What are the career opportunities for women who want to work in this area of law and what it your advice to them?
While women now make up over half of all law school students, women in law firms still make partner at lower rates. In-house roles are often more appealing to women as they can offer more control over one’s schedule.
There are many career opportunities for women in the field of compliance. More women are being recruited by multinational companies to lead compliance and training programmes.
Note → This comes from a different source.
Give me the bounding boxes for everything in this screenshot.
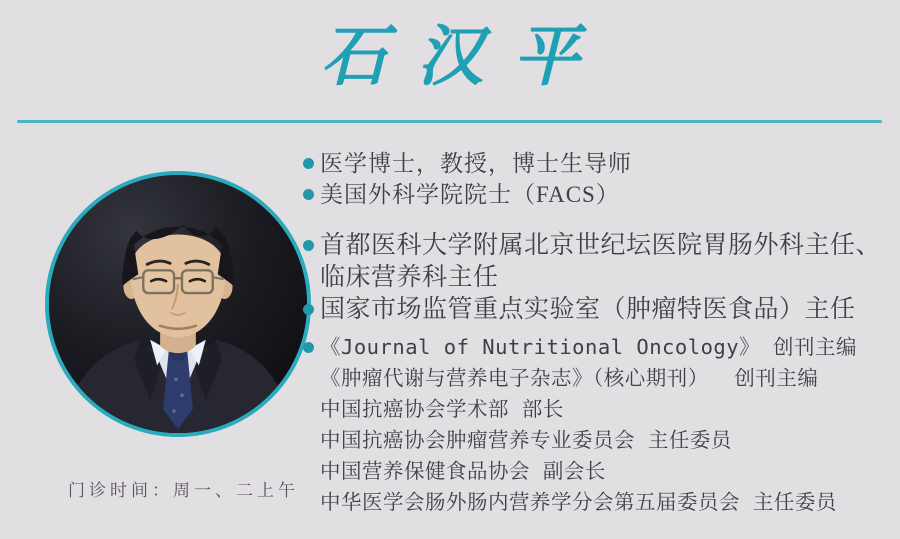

There are also more women joining anti-bribery practice groups at law firms, as well as in regulatory positions.
Additionally there are many non-profit organisations such as TRACE that attract women who are not only interested in pursuing a career in compliance but who would also like to have a positive impact on the many constituencies affected by corruption.
What is next for you and TRACE International?
TRACE has several major projects in the pipeline in support of our mission to advance commercial transparency worldwide. We are working on certifying small and medium-sized enterprises to raise compliance standards and reduce third party due diligence costs which are no longer sustainable for most companies.
In Ghana we are currently running a campaign to offer TRACEcertification, an internationally recognised due diligence review and compliance credential, at no cost to companies that would like to be considered champions for change. My personal goal is to sustain innovation at TRACE and to continue offering companies the highest quality, but cost-effective, anti-bribery tools and services.